KAR: Bahrain is small, but small is beautiful. We need to be agile; we need to be quick; we need to provide a boutique service. We have the potential to continue to play a role as an entryway for people to access this wider opportunity. Nobody is going to come to Bahrain for our market size.
Just like Singapore and Hong Kong became dynamic, forward-thinking, agile, and quick-moving countries, Bahrain’s private sector approach to business -- what we call the 'Team Bahrain approach' where public and private sectors from policymakers to young entrepreneurs work together -- is the key to our success.
That’s where we differentiate ourselves.
YS: What will be the key focus areas for EDB with regard to startups? What are the future plans of EDB to enhance the scope or influence of startups in Bahrain?
KAR: At the EDB, we continue to focus on enhancing the business environment in Bahrain to suit startups and multinationals alike.
We focus on a number of sectors where Bahrain has competitive advantages and where we’re seeing true opportunities for investment.
It is important to mention that each of those sectors has a technology component, transforming traditional sectors to non-traditional sectors through disruptions (such as fintech in financial services and Industry 4.0 in manufacturing).
At EDB, we focus on financial services, ICT, tourism, manufacturing, transport and logistics, real estate, and healthcare.
With regards to startups, we are open to new and innovative ideas and companies that can disrupt the sectors we are targeting, including edtech, healthtech, and fintech. In fact, Bahrain just welcomed, Estater, its first proptech application that is a game-changer in the real estate industry.

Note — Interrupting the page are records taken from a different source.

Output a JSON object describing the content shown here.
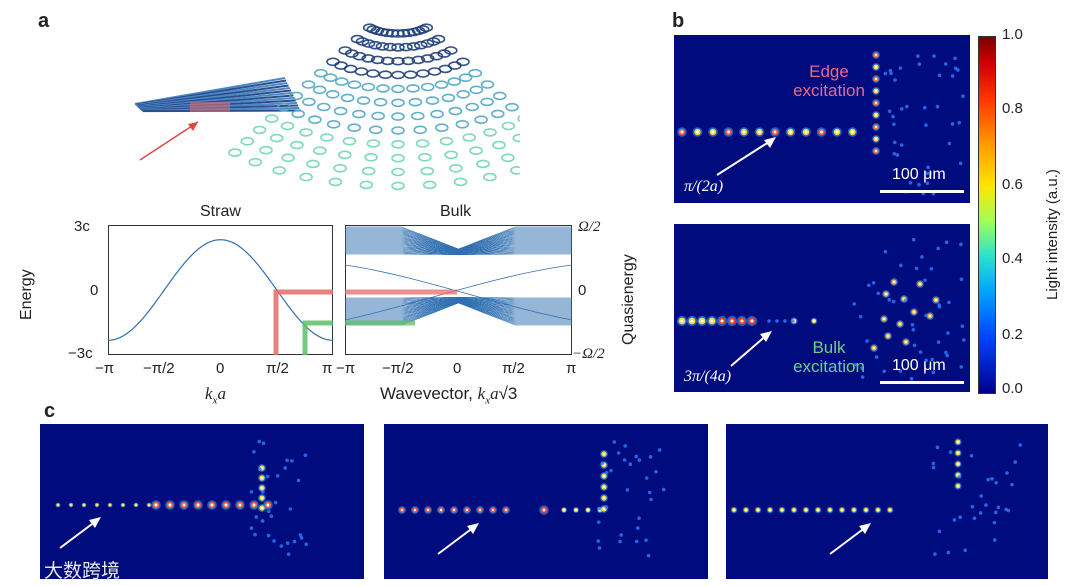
{
  "panel_labels": {
    "a": "a",
    "b": "b",
    "c": "c"
  },
  "panel_a": {
    "straw_title": "Straw",
    "bulk_title": "Bulk",
    "energy_label": "Energy",
    "quasienergy_label": "Quasienergy",
    "y_ticks_left": [
      "3c",
      "0",
      "−3c"
    ],
    "y_ticks_right": [
      "Ω/2",
      "0",
      "−Ω/2"
    ],
    "x_ticks_straw": [
      "−π",
      "−π/2",
      "0",
      "π/2",
      "π"
    ],
    "x_ticks_bulk": [
      "−π",
      "−π/2",
      "0",
      "π/2",
      "π"
    ],
    "straw_xlabel_pre": "k",
    "straw_xlabel_sub": "x",
    "straw_xlabel_post": "a",
    "bulk_xlabel_pre": "Wavevector, ",
    "bulk_xlabel_k": "k",
    "bulk_xlabel_sub": "x",
    "bulk_xlabel_a": "a",
    "bulk_xlabel_root": "√3"
  },
  "panel_b": {
    "top_annotation_line1": "Edge",
    "top_annotation_line2": "excitation",
    "top_wavevector": "π/(2a)",
    "bottom_annotation_line1": "Bulk",
    "bottom_annotation_line2": "excitation",
    "bottom_wavevector": "3π/(4a)",
    "scalebar_top": "100 μm",
    "scalebar_bottom": "100 μm",
    "colorbar_ticks": [
      "1.0",
      "0.8",
      "0.6",
      "0.4",
      "0.2",
      "0.0"
    ],
    "colorbar_label": "Light intensity (a.u.)"
  },
  "watermark": "大数跨境",
  "colors": {
    "map_bg": "#000c7e",
    "edge_red": "#e86a6a",
    "bulk_green": "#5cbf6a",
    "curve_blue": "#2f6fb0"
  }
}
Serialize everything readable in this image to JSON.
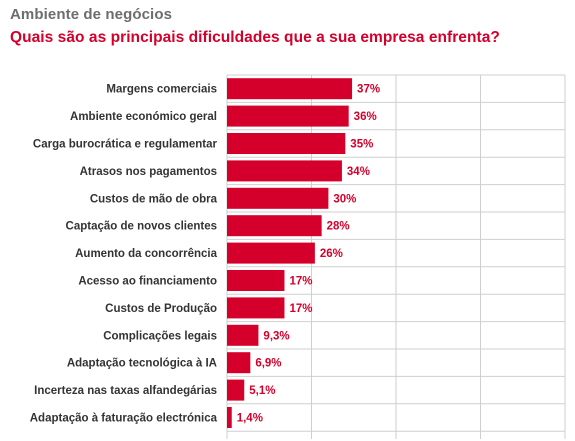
{
  "header": {
    "kicker": "Ambiente de negócios",
    "title": "Quais são as principais dificuldades que a sua empresa enfrenta?"
  },
  "colors": {
    "bar": "#d4002b",
    "value_label": "#d4002b",
    "category_label": "#333333",
    "grid": "#cfcfcf",
    "kicker": "#6d6d6d",
    "title": "#d4002b"
  },
  "chart_data": {
    "type": "bar",
    "orientation": "horizontal",
    "categories": [
      "Margens comerciais",
      "Ambiente económico geral",
      "Carga burocrática e regulamentar",
      "Atrasos nos pagamentos",
      "Custos de mão de obra",
      "Captação de novos clientes",
      "Aumento da concorrência",
      "Acesso ao financiamento",
      "Custos de Produção",
      "Complicações legais",
      "Adaptação tecnológica à IA",
      "Incerteza nas taxas alfandegárias",
      "Adaptação à faturação electrónica"
    ],
    "values": [
      37,
      36,
      35,
      34,
      30,
      28,
      26,
      17,
      17,
      9.3,
      6.9,
      5.1,
      1.4
    ],
    "value_labels": [
      "37%",
      "36%",
      "35%",
      "34%",
      "30%",
      "28%",
      "26%",
      "17%",
      "17%",
      "9,3%",
      "6,9%",
      "5,1%",
      "1,4%"
    ],
    "xlim": [
      0,
      100
    ],
    "grid": true,
    "legend": "none"
  }
}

YS: Would EDB be interested in having strong linkages with the startup ecosystem in India. If so, what are the plans?
KAR: Most definitely. There are already strong historical links between India and Bahrain. The population of Bahrain is just 1/1000th the size of India’s, but a large proportion of Bahraini residents – roughly a third – are Indian. This has helped to create a ‘Bahrain-India Business Corridor’, which accounts for bilateral trade worth more than $1 billion per year.
We continue to see an abundance of opportunity from the subcontinent, especially among Indian startups looking to expand their base to the Middle East in the financial services, technology, and ICT domains.
This was evident in our roadshow to Mumbai last year, and in the recent delegation from India that attended Startup Bahrain Week. A total of 37 delegates participated in the events of that week and represented diverse industries.